Georgia State University in Atlanta saw the largest percentage increase in spring enrollment among the four research universities, a 4.7 percent increase to 27,424 students. The next highest percentage increase was at the Medical College of Georgia in Augusta, with a 3.8 percent increase from spring 2008 to spring 2009 to a current enrollment of 2,854, followed by Georgia Institute of Technology, which posted an increase of 3.6 percent to 18,025 students this spring. The University of Georgia in Athens saw a 2.5 percent increase, to 32,968 students in spring 2009. The System’s two large regional universities had increases of 5.3 percent at Georgia Southern University in Statesboro, to 16,730 students and 4.3 percent at Valdosta State University in Valdosta, to 11,092 students for the spring 2009 semester.

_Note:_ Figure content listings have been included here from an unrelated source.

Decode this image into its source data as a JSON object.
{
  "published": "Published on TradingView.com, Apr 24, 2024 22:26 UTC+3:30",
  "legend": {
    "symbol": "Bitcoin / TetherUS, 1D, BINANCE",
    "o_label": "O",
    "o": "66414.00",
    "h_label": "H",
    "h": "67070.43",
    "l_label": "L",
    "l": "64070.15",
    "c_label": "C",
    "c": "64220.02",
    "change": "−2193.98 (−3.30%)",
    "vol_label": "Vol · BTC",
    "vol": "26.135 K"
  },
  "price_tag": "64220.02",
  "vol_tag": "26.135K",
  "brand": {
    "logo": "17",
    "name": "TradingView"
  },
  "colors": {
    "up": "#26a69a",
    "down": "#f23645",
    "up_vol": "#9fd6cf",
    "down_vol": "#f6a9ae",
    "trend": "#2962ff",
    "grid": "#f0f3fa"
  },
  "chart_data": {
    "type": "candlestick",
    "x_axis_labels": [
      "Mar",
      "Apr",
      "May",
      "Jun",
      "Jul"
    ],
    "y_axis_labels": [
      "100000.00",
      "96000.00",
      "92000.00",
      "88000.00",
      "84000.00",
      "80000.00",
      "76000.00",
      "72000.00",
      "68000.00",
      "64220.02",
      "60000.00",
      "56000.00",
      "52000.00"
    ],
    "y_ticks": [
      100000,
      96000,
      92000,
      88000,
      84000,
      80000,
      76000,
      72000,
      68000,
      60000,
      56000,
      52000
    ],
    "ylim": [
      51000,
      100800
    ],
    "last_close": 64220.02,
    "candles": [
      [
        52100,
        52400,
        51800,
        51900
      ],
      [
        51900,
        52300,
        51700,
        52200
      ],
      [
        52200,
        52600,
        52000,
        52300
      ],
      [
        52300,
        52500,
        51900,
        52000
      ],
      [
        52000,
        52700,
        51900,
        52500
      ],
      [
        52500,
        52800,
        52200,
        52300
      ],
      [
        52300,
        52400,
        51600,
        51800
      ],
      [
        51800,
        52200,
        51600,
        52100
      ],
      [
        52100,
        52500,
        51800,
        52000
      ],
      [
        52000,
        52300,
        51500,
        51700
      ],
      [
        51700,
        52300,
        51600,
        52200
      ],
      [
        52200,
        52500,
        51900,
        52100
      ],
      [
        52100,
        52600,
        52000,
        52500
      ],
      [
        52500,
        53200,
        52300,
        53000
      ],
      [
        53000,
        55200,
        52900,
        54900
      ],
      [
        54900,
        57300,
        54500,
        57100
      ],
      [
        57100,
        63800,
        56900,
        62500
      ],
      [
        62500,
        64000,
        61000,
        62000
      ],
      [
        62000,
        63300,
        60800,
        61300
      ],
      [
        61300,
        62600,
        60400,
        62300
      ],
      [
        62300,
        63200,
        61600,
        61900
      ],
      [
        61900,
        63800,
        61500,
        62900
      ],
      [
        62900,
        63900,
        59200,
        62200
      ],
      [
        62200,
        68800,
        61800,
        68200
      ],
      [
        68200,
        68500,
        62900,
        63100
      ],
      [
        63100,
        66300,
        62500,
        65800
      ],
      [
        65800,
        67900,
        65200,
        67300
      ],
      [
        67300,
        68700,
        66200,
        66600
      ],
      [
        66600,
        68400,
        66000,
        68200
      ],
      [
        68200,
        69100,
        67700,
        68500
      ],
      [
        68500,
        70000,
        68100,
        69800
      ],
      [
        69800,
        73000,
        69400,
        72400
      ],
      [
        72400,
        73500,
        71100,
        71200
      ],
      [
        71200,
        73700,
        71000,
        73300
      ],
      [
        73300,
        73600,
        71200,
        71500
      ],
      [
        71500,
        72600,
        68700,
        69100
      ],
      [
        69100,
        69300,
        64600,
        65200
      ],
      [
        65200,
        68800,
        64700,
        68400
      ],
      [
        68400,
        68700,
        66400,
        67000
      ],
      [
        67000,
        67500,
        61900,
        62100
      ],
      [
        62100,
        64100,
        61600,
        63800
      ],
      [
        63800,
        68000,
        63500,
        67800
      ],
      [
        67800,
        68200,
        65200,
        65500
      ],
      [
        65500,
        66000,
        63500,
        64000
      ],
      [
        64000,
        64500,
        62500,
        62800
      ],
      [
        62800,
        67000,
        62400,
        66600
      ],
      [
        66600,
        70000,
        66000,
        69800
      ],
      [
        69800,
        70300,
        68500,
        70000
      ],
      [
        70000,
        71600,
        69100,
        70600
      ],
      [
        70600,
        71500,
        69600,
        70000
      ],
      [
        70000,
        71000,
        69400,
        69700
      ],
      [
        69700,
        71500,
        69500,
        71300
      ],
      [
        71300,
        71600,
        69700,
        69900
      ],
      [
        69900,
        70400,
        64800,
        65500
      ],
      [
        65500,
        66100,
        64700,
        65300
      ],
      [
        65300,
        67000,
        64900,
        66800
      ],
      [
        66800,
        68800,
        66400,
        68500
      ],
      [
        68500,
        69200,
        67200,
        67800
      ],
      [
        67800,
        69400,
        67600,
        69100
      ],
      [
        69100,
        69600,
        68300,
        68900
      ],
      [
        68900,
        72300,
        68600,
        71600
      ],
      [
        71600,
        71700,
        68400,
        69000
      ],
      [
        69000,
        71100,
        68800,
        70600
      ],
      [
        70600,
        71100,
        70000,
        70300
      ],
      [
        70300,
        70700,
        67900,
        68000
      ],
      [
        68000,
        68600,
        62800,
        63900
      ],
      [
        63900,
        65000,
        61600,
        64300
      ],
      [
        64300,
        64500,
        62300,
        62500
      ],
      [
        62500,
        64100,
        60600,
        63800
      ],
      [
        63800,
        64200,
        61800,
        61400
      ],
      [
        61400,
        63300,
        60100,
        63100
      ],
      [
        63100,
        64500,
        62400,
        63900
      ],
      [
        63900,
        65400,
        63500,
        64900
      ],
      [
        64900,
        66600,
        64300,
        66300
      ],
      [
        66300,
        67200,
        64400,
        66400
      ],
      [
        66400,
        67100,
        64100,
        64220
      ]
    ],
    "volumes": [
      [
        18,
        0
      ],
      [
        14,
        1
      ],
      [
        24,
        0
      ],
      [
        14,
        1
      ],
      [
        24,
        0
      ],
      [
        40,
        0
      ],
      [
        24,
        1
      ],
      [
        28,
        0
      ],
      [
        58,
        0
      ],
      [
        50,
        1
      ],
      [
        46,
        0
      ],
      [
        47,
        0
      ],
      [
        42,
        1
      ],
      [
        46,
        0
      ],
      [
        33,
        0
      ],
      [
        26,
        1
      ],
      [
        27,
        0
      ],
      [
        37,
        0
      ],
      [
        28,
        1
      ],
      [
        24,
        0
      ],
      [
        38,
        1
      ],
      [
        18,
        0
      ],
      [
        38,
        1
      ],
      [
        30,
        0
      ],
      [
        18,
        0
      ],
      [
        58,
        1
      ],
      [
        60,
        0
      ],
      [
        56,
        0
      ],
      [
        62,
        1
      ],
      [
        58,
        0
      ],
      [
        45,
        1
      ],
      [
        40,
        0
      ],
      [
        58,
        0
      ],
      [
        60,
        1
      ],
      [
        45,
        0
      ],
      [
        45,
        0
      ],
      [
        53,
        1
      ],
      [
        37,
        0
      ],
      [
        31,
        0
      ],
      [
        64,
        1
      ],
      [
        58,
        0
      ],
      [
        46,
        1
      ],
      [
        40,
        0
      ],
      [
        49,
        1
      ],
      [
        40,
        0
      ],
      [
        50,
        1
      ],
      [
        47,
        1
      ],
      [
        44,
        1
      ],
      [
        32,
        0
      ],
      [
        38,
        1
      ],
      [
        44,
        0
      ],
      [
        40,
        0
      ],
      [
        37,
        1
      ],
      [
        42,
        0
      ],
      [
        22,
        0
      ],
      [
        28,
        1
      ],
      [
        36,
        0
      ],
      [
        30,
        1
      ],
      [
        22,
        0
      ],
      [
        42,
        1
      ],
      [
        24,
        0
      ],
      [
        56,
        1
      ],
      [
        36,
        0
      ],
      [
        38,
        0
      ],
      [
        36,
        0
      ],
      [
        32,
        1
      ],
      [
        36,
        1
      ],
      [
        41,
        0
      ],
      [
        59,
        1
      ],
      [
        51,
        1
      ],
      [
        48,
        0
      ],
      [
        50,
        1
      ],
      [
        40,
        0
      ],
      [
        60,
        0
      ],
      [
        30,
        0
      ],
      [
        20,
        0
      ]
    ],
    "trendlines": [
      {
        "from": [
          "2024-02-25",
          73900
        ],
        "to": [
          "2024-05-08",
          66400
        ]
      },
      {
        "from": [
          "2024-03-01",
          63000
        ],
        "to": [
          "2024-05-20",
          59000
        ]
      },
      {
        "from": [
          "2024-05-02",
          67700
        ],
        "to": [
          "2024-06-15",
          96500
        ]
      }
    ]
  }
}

Drilling down even further into the numbers, the report found that fewer students are enrolling part time. Spring 2009 part-time enrollment was 30.3 percent in spring 2009, compared to 31.4 percent in spring 2008. Hudson said this means more students are pursuing full-time coursework and degree programs, attempting to complete degree requirements more quickly.
Another important indicator of the rising demand for public higher education is first-time freshman enrollment, which increased by 14.9 percent (from 7,975 students in spring 2008 to 9,161 students in spring 2009). This represents a growing trend in enrolling first-time freshmen in spring, as well as in fall and summer, Hudson said.
Minority enrollment continues to show gains. Hispanic enrollment jumped by 13.0 percent, to 9,519 students from spring 2008 to spring 2009. African-American enrollment increased from spring 2008 to spring 2009 by 8.7 percent, to a total of 68,867 students. And Asian enrollment increased by 5.9 percent from spring 2008 to spring 2009, to a total student body of 16,941.